Is the EM radiation coming out as directional waves from the phone or is it more like a focused beam between the cell network towers through your skull into your phone? Thanks.
Phones have omnidirectional antennas.
> Hopefully the inverse square law is on my side.

It is, but more importantly, quantum mechanics is on your side. It doesn’t matter how many photons your phone bombards you with, because it transmits and receives at non-ionizing frequencies. Each photon carries too little energy to excite an electron, which means it can’t cause cancer through the same mechanism that, say, x-rays can.

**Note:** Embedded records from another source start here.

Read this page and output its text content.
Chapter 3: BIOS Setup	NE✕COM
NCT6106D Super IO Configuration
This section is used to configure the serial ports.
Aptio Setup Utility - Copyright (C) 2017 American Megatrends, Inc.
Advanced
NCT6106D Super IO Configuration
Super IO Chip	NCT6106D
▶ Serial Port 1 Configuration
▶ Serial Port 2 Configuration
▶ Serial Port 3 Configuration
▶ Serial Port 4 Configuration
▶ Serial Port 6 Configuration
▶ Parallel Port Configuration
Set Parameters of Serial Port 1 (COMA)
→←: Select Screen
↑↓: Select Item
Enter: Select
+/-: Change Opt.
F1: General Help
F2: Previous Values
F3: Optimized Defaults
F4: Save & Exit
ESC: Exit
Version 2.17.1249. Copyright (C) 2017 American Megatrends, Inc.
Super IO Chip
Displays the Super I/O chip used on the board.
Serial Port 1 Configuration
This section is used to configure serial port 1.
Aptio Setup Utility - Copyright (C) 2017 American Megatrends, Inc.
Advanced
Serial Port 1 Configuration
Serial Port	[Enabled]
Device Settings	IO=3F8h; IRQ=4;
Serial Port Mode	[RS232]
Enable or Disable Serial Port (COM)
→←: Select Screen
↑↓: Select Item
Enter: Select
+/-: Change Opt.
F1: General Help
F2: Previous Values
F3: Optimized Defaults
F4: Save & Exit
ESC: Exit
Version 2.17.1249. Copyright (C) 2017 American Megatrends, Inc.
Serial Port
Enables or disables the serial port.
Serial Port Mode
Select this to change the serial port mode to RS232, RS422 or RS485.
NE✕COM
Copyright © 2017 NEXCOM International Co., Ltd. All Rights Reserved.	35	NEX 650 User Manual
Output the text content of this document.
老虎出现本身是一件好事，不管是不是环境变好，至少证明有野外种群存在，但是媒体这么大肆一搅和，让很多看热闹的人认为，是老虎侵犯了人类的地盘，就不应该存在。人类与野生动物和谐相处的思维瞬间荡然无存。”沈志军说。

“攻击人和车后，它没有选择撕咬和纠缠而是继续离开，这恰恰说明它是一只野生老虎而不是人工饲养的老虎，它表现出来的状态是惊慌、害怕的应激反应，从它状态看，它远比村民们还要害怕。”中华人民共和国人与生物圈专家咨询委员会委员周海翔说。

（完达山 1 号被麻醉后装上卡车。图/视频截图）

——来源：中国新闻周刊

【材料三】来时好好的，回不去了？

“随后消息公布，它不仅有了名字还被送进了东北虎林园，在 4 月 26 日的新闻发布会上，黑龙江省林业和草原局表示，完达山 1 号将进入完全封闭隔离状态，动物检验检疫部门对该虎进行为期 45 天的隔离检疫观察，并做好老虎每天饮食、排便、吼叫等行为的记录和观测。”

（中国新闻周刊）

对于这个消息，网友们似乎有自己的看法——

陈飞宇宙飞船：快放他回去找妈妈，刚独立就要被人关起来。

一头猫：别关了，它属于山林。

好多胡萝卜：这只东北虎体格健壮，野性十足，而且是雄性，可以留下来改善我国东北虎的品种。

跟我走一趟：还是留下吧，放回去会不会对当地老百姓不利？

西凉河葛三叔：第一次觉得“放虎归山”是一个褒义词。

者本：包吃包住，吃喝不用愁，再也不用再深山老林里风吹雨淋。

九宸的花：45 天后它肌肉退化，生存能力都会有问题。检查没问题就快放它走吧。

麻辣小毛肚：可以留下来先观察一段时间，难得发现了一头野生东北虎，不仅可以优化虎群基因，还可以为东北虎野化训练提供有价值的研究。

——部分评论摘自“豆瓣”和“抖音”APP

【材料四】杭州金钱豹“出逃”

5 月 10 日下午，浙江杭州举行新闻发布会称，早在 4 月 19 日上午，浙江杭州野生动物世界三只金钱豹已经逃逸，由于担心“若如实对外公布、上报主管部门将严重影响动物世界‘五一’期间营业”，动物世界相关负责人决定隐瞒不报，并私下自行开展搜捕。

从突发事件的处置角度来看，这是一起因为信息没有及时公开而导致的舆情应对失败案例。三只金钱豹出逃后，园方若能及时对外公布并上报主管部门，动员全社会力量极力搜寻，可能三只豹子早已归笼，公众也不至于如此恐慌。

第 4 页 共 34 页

Maybe there is some other mechanism and I just haven’t seen it, being a layperson. But if so, the effect would seem to be too weak to measure reproducibly, and I figure there are much more real, pressing dangers to worry about (e.g. cell phone-related car crashes).

Story time, as is often the case when "studies" talk about medical risks.

Couple years ago I started noticing these events, deja vu flashes, tingly right arm from the shoulder all the way down to my fingers, and then the inability to comprehend words for a few minutes. Never issues with coordination, because the first one I remember distinctly was riding a bike. Eventually was told they could be seizures, got an MRI and EEG and poof, there's a brain tumor, told was a DNET, in my left temporal lobe.

After issues with anti-seizure meds, which are really annoying with so many side effects, I went with surgery to get the tumor yanked with the hope of them snagging the part causing the seizures, which apparently aren't caused by the tumor itself. A few weeks after the surgery, I was called back and told the tumor wasn't a DNET as expected, but a low grade glioma. Not the GBM as talked about in the article, but a regrowth where I'm on the schedule of MRI every three months to check to see how if it's growing back yet.

I'm left handed, holding the phone to my left ear where the tumor was / is, which would fit along with what they're trying to show here. I'm 27 now, I never talked on the phone much, and I'm not going to sit here and try to find something to blame. Like casually mentioned at the end of the article, I'll go with saying it could be from "fallout from atomic bomb tests in the atmosphere", or, you know, bad luck.

Hey so I’m also left handed and have a lot of the same symptoms you’ve described.

Can you explain the deja vu, tingling, etc symptoms a bit more

This has me a little nervous and I want to be sure it’s something I need to get concerned about

Did you actually end up having seizures?

How did you know it was serious?

It would be these events were I'd get the deja vu, the feeling of having a memory of experiencing something before, then tingling from the right shoulder down my arm to when it hit my fingers I'd feel a little hit in the head and lose words. That part is the seizure. I didn't know that was a type at all before looking it up online.

These episodes grew over time too. That first I remember on a bike, the next was when reading a book and I was so confused where the words went and why I could only see symbols. Since it's the temporal lobe, only words. Though I talk to multiple people, like my mom, she says there were times in the past where, when talking to her, I'd have to say hold on and sit in silence for 30 seconds before being able to comprehend again. Eventually got to an every other day frequency before being told that those events could be seizures and I should get it checked out.

In terms of seriousness, it's hard to say when that happened. I was told it looked like the benign DNET tumor and baby seizures that stopped with some drugs and I thought that was pretty funny how that happened to me. But then side effects from the first drugs kicked in and I had to switch. And then side effects from that drug kicked in and said screw it and have the surgery to get ride of the tumor and hopefully the part causing the seizures. Well that didn't work out, I still have different drugs and problems with those, and turns out it's a cancer tumor. Quite the turn.

The seizures themselves aren't too serious, because there are drugs to stop them, but the side effect problems are the big part.

What are the symptoms you've been having?